الْبِغَاءِ kelimesinin kadın ile birlikte kullanıldığı zaman, kadının iffeti namusu ile ilgili kullanıldığına dair iki ayet örneğini, Meryem suresi içinde görmekteyiz. Bu suredeki ayetlerin mealini yine vakıf mealinden alıntı yaparak vermek istiyoruz.

(Meryem 19/20) --- Meryem dedi ki “Benim nereden çocuğum olacak; bana erkek eli değmedi. Yoldan çıkmış (bağıyyen)biri de değilim.” 

(Meryem 19/28) --- Ey Harun’un[*] kızkardeşi!
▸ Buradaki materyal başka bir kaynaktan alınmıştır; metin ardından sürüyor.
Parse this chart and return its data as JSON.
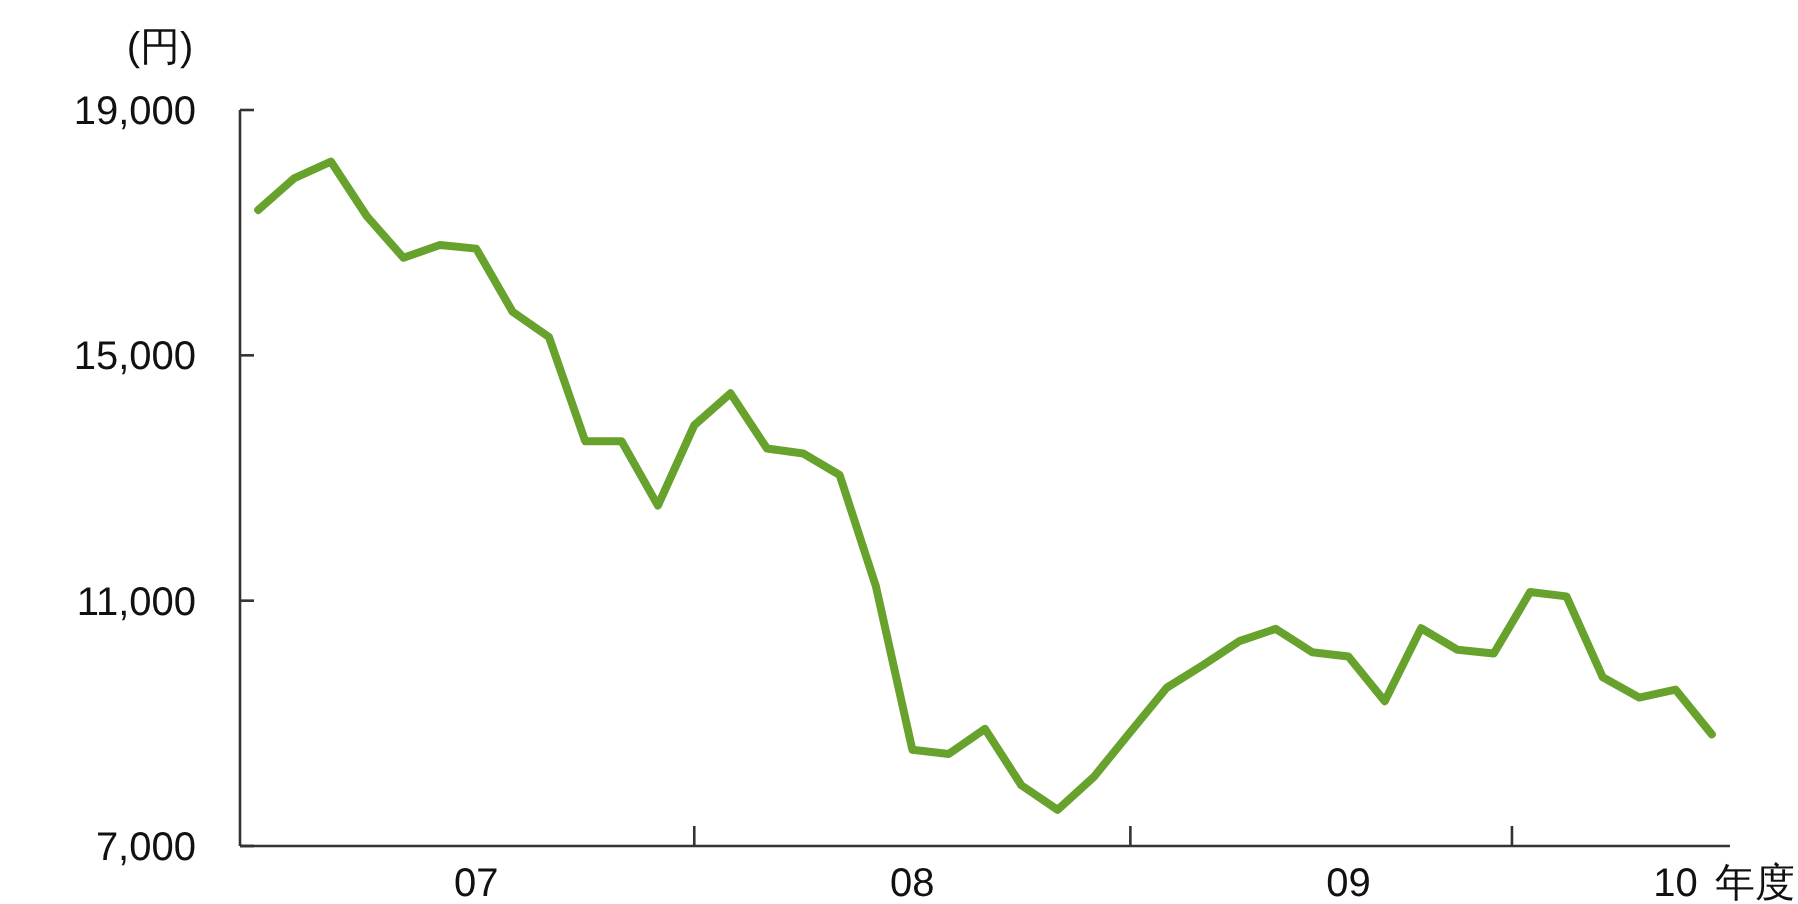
{
  "chart_data": {
    "type": "line",
    "ylabel": "(円)",
    "xlabel": "年度",
    "categories": [
      null,
      null,
      null,
      null,
      null,
      null,
      "07",
      null,
      null,
      null,
      null,
      null,
      null,
      null,
      null,
      null,
      null,
      null,
      "08",
      null,
      null,
      null,
      null,
      null,
      null,
      null,
      null,
      null,
      null,
      null,
      "09",
      null,
      null,
      null,
      null,
      null,
      null,
      null,
      null,
      "10",
      null
    ],
    "series": [
      {
        "color": "#66a22c",
        "values": [
          17370,
          17890,
          18160,
          17260,
          16590,
          16800,
          16740,
          15710,
          15300,
          13600,
          13600,
          12550,
          13860,
          14380,
          13480,
          13400,
          13050,
          11230,
          8570,
          8500,
          8910,
          7990,
          7590,
          8130,
          8860,
          9580,
          9950,
          10340,
          10540,
          10160,
          10090,
          9360,
          10550,
          10200,
          10140,
          11140,
          11070,
          9750,
          9420,
          9550,
          8820
        ]
      }
    ],
    "ylim": [
      7000,
      19000
    ],
    "yticks": [
      {
        "value": 7000,
        "label": "7,000"
      },
      {
        "value": 11000,
        "label": "11,000"
      },
      {
        "value": 15000,
        "label": "15,000"
      },
      {
        "value": 19000,
        "label": "19,000"
      }
    ],
    "marker": "none",
    "line_style": "solid"
  }
}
Baban kötü bir kişi değildir, anan da yoldan çıkmamıştır (bağıyyen).” 

Meallerden de görüldüğü üzere vakıf, ayet içinde geçen bağıyyen kelimesini kadının iffeti namusu ile ilgili bir anlam vererek doğru şekilde çevirmiş, fakat Nur s. 33. ayeti içinde geçen الْبِغَاءِ kelimesini ise, isyan anlamı vererek çevirmiştir. Vakıf, Nur s. 33. ayeti içinde geçen kelimeye de Meryem s. 20. ve 28. ayetleri doğrultusunda bir anlam vermesi gerekirken, isyan anlamı vermiş olması, ön yargılarını ayete söyletmek istemelerinin bir sonucudur. 

Yine bu cümle içinde bulunan وَلَا تُكْرِهُوا فَتَيَاتِكُمْ عَلَى الْبِغَاءِ إِنْ أَرَدْنَ تَحَصُّنًا لِتَبْتَغُوا عَرَضَ الْحَيَاةِ الدُّنْيَا ۚve ekseriyetle "Dünya hayatının geçici menfaatini elde etmek için iffetli olmak isteyen cariyelerinizi fuhşa zorlamayın" olarak çevrilen cümle, eğer bir cariye kendi isteği ile fuhuş yapmak isterse, Kur'an buna müsaade mi ediyor? şeklinde bazı zihinlerde soru işaretlerine maruz kalmaktadır. 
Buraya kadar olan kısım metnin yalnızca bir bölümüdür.